Sunday, November 8, 2015

Out In The Wild

I glance over at a dog taking a dump on the grass while the owner makes no effort to retrieve the pet waste. 

"Some folks think they're out in the wild when it comes to cleaning up after their pets," Frank says.

I nod my head in agreement.

This morning, we are at the Buckley Bay Road Rest Area, a hidden gem between Highway 19 and Highway 19A. It is well maintained and has plenty of rules governing it. For example, we stayed the full night in Big White across from the sign which stated the 6-hour restriction. In the precious morning hours of Sunday, November 8, we boiled some coffee and took a saunter over the gravel path to the viewpoint. 

Our point of view is that we full-time RVers are a clean lot, in general. Although, there were a few bits of trash strewn around, the lookout benches were tag-free.

Sweet flowers curbside
Along the path, we stopped to admire a few flowers curbside still in bloom, hanging on to the last bit of the fall season. Nearby, a magnificent large-leaved tree showed off small fruit which hung precariously, nearly ready to release their grip and fall to the ground.
Fruit-bearing tree
Among the precious flora and fauna, stood a man-made metal lamppost covered in man-made graffiti, and a rock just outside the outhouses was altered with a silhouette of a person.

Mystery message

Mystery silhouette
Susan on the Viewpoint path
Our sight from the point was filled with a panoramic layout of the Buckley Bay Ferry facility to Denman Island, the Strait of Georgia, and Denman Island.  Wafting over the aroma of our brewed coffee held securely in capped containers, were the fragrances of wet leaves, decaying short and long grasses, invasive plants, and tree bark. As we stood among the magnificence, we absorbed the sounds of cars motoring up Buckley Bay Road, the brash broadcast telling of the ferry about to depart and a few voices wafting up the hillside in our direction but too low to make out what they are saying.

View of Buckley Bay Ferry Terminal
Our destination today is the library in Courtenay, located a memorable twenty-minute drive north of Buckley Bay. With earplugs in place, we sit among the chatters and absorb whatever we are reading, writing or exploring on the Internet. We highly recommend that you get a library card throughout your travels. The facilities are a clean and safe environment with well-maintained washrooms and kind folks at the front desk.

Tip No. 2: Don’t lug stuff you’re not going to use.

Tuesday, November 3, 2015

Day One - 13 To Go!

Big White at Robert's Lake Rest Area
It started today.
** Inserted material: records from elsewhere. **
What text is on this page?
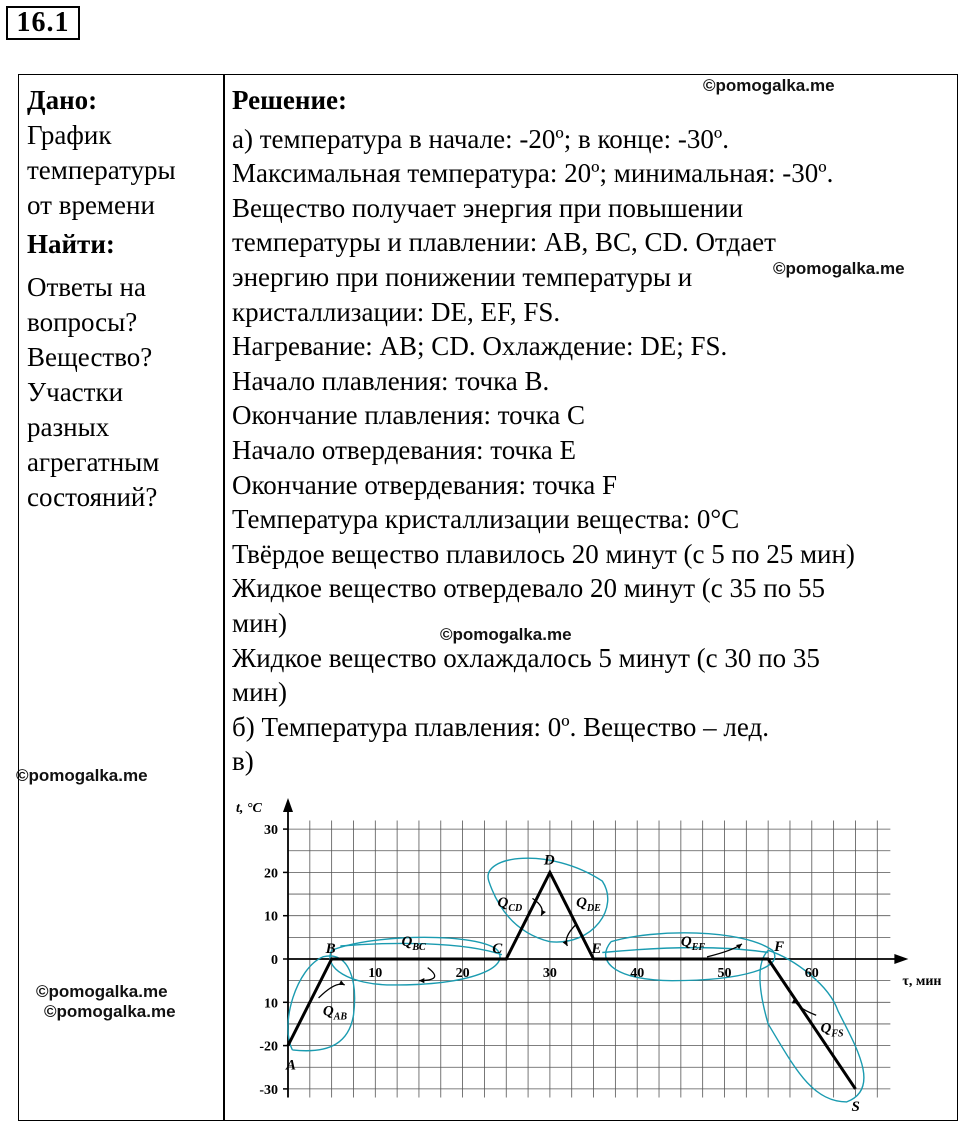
16.1
Дано:
График
температуры
от времени
Найти:
Ответы на
вопросы?
Вещество?
Участки
разных
агрегатным
состояний?
Решение:
а) температура в начале: -20º; в конце: -30º.
Максимальная температура: 20º; минимальная: -30º.
Вещество получает энергия при повышении
температуры и плавлении: AB, BC, CD. Отдает
энергию при понижении температуры и
кристаллизации: DE, EF, FS.
Нагревание: AB; CD. Охлаждение: DE; FS.
Начало плавления: точка B.
Окончание плавления: точка C
Начало отвердевания: точка E
Окончание отвердевания: точка F
Температура кристаллизации вещества: 0°C
Твёрдое вещество плавилось 20 минут (с 5 по 25 мин)
Жидкое вещество отвердевало 20 минут (с 35 по 55
мин)
Жидкое вещество охлаждалось 5 минут (с 30 по 35
мин)
б) Температура плавления: 0º. Вещество – лед.
в)
©pomogalka.me
©pomogalka.me
©pomogalka.me
©pomogalka.me
©pomogalka.me
©pomogalka.me
30
20
10
0
10
-20
-30
10	20	30	40	50	60
t, °C
τ, мин
A
B	C
D
E	F
S
$Q_{AB}$
$Q_{BC}$
$Q_{CD}$	$Q_{DE}$
$Q_{EF}$
$Q_{FS}$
November 1st, 2015, is the first day of our adventure on the road until we lock into our next house sitting gig, fourteen days from now. I’m writing under a glaring lamp filled with tiny LED bulbs fastened directly above our large crib board which also serves as our eating centre, a laptop computer station and a wonderful flat space when we need to set something down.
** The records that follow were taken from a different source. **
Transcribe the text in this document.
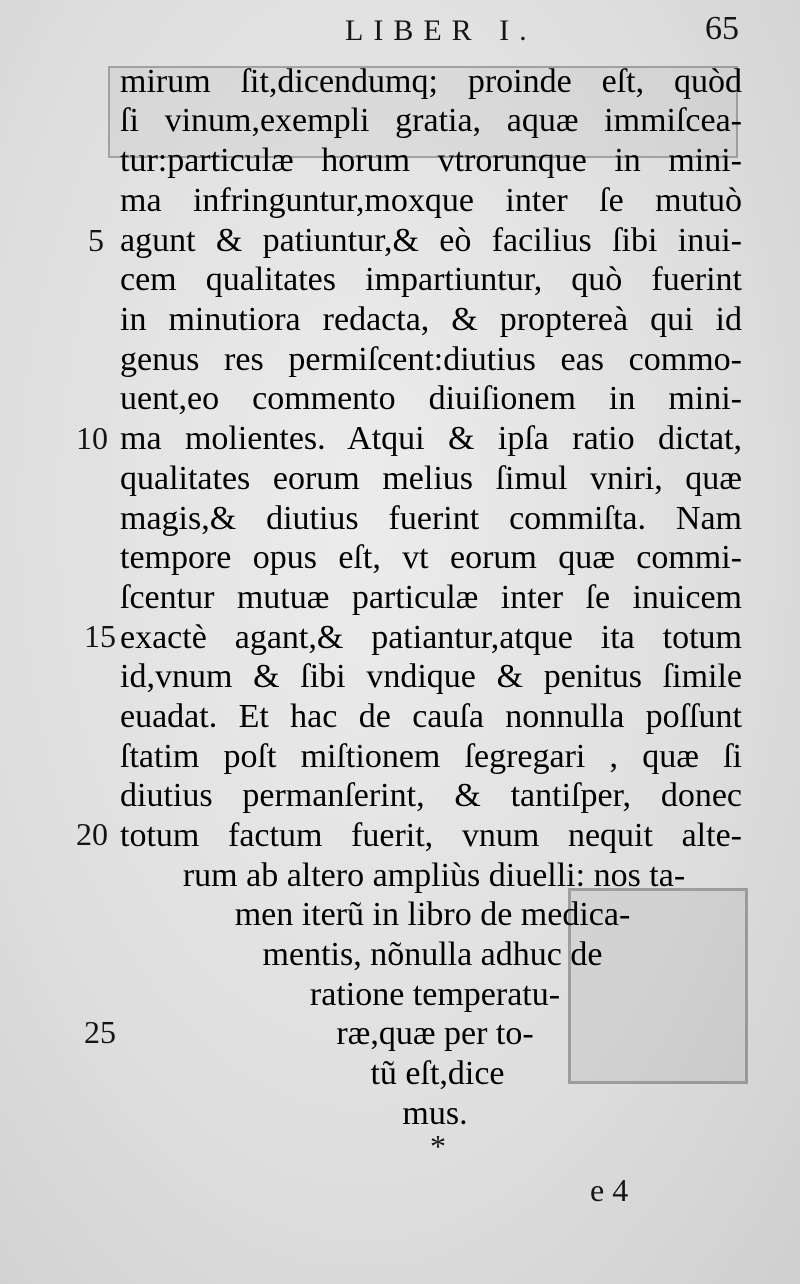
LIBER I.	65
mirum ſit,dicendumq; proinde eſt, quòd
ſi vinum,exempli gratia, aquæ immiſcea-
tur:particulæ horum vtrorunque in mini-
ma infringuntur,moxque inter ſe mutuò
agunt & patiuntur,& eò facilius ſibi inui-
cem qualitates impartiuntur, quò fuerint
in minutiora redacta, & proptereà qui id
genus res permiſcent:diutius eas commo-
uent,eo commento diuiſionem in mini-
ma molientes. Atqui & ipſa ratio dictat,
qualitates eorum melius ſimul vniri, quæ
magis,& diutius fuerint commiſta. Nam
tempore opus eſt, vt eorum quæ commi-
ſcentur mutuæ particulæ inter ſe inuicem
exactè agant,& patiantur,atque ita totum
id,vnum & ſibi vndique & penitus ſimile
euadat. Et hac de cauſa nonnulla poſſunt
ſtatim poſt miſtionem ſegregari , quæ ſi
diutius permanſerint, & tantiſper, donec
totum factum fuerit, vnum nequit alte-
rum ab altero ampliùs diuelli: nos ta-
men iterũ in libro de medica-
mentis, nõnulla adhuc de
ratione temperatu-
ræ,quæ per to-
tũ eſt,dice
mus.
5
10
15
20
25
*
e 4
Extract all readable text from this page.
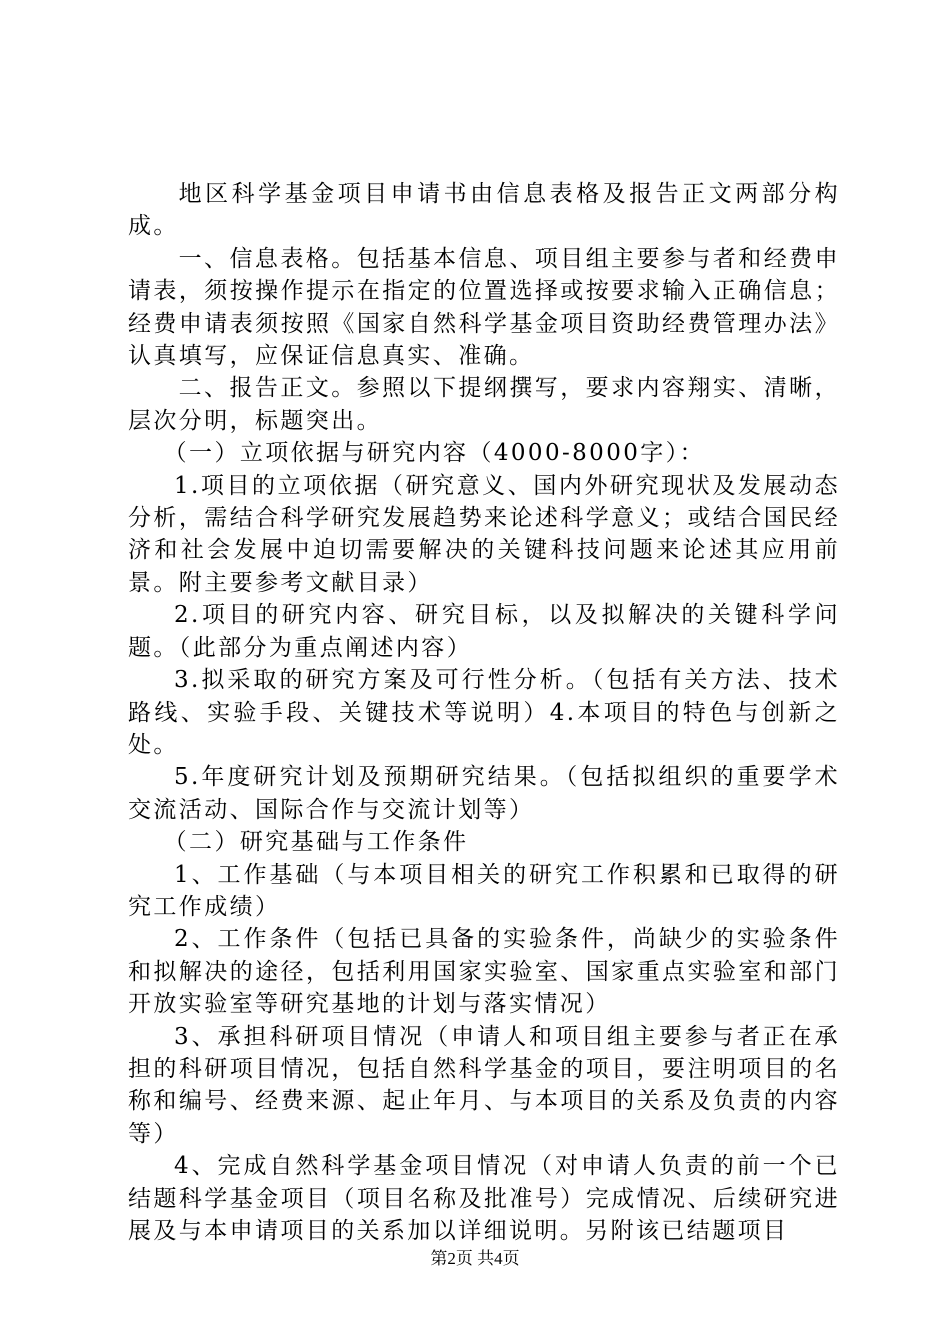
地区科学基金项目申请书由信息表格及报告正文两部分构成。

一、信息表格。包括基本信息、项目组主要参与者和经费申请表，须按操作提示在指定的位置选择或按要求输入正确信息；经费申请表须按照《国家自然科学基金项目资助经费管理办法》认真填写，应保证信息真实、准确。

二、报告正文。参照以下提纲撰写，要求内容翔实、清晰，层次分明，标题突出。

（一）立项依据与研究内容（4000-8000字）：

1.项目的立项依据（研究意义、国内外研究现状及发展动态分析，需结合科学研究发展趋势来论述科学意义；或结合国民经济和社会发展中迫切需要解决的关键科技问题来论述其应用前景。附主要参考文献目录）

2.项目的研究内容、研究目标，以及拟解决的关键科学问题。（此部分为重点阐述内容）

3.拟采取的研究方案及可行性分析。（包括有关方法、技术路线、实验手段、关键技术等说明）4.本项目的特色与创新之处。

5.年度研究计划及预期研究结果。（包括拟组织的重要学术交流活动、国际合作与交流计划等）

（二）研究基础与工作条件

1、工作基础（与本项目相关的研究工作积累和已取得的研究工作成绩）

2、工作条件（包括已具备的实验条件，尚缺少的实验条件和拟解决的途径，包括利用国家实验室、国家重点实验室和部门开放实验室等研究基地的计划与落实情况）

3、承担科研项目情况（申请人和项目组主要参与者正在承担的科研项目情况，包括自然科学基金的项目，要注明项目的名称和编号、经费来源、起止年月、与本项目的关系及负责的内容等）

4、完成自然科学基金项目情况（对申请人负责的前一个已结题科学基金项目（项目名称及批准号）完成情况、后续研究进展及与本申请项目的关系加以详细说明。另附该已结题项目

第2页 共4页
“This is it!” Frank says. “Our new lifestyle begins today.”

We clink our coffee cups to commemorate the day.

Moving out of the apartment
Many moons ago, we formulated the idea to change our life’s program based on our purchase of a passenger bus, complete with a wheelchair lift in the back. Our twenty-three-foot motorhome is now our only home. We live in it full time. What a pleasure!
Stuff in storage
This morning includes firing up the propane heater, flipping up and securing the murphy bed, percolating coffee, and fixing a dry cereal, toast and fruit breakfast.

We’re in the honeymoon stage of our undertaking. Our daily morning ritual, so far, still consists of a hug and a kiss and gentle pleasantries. Watching the morning news on our large television screen is no longer an option; it and most of our stuff has either been sent to the auction, sold directly or passed along to family and friends.  And, now, at this isolated location on Highway 19A, north of Campbell River, we are listening to CBC on our crank radio.
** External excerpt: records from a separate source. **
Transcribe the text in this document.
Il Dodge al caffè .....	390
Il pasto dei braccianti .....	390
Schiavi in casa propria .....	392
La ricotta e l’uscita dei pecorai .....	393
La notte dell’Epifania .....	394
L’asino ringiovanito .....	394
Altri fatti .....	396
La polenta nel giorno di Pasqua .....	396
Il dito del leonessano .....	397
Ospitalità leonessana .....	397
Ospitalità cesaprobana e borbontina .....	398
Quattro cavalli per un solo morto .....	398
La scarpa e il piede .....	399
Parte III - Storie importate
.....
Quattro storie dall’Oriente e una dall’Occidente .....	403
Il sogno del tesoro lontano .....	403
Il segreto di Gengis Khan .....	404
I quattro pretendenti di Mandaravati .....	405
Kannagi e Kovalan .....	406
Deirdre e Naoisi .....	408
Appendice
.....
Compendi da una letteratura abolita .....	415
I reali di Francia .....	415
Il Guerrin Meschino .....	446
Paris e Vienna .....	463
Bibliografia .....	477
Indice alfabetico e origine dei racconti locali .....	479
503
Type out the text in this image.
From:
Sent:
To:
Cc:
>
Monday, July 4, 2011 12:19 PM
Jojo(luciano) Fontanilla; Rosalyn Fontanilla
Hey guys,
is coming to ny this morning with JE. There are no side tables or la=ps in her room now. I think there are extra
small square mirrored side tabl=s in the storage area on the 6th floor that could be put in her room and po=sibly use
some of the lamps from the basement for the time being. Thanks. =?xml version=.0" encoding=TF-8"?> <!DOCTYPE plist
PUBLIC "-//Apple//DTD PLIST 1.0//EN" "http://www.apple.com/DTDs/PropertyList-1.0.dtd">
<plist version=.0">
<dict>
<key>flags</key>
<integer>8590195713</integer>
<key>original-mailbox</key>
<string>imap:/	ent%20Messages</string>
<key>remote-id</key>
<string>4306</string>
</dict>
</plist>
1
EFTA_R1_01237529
Picnic table at Robert's Lake Rest Area
Workman keeps the rest spot clean
Outdoor luxuries
After breakfast, I push open the bus door and step into the wonderful world of nature. I inhale the rainforest fragrances of wet grass, punchy mushrooms, magnetic moss, steadfast evergreens and the pungent odor wafting from the nearby outhouses. My feeling of solitude is interrupted by the blast of a large logging truck rumbling past, and Frank’s nudge on my elbow as he hands me a second mug of dark roast coffee.

“Life on the road, Honey, until we can’t do it anymore. What a great idea this was,” he says. 

“Yes, it’s great,” I say.

Frank returns to Big White with our drained cups while I roam about taking photographs of our pleasant surroundings. Up the road from here, we drop in to visit a friend in Woss, and then mosey on to Port Hardy to visit family. We happily claim the freedom.

Tip No. 1: Get organized by charting how your time on the road should look and feel.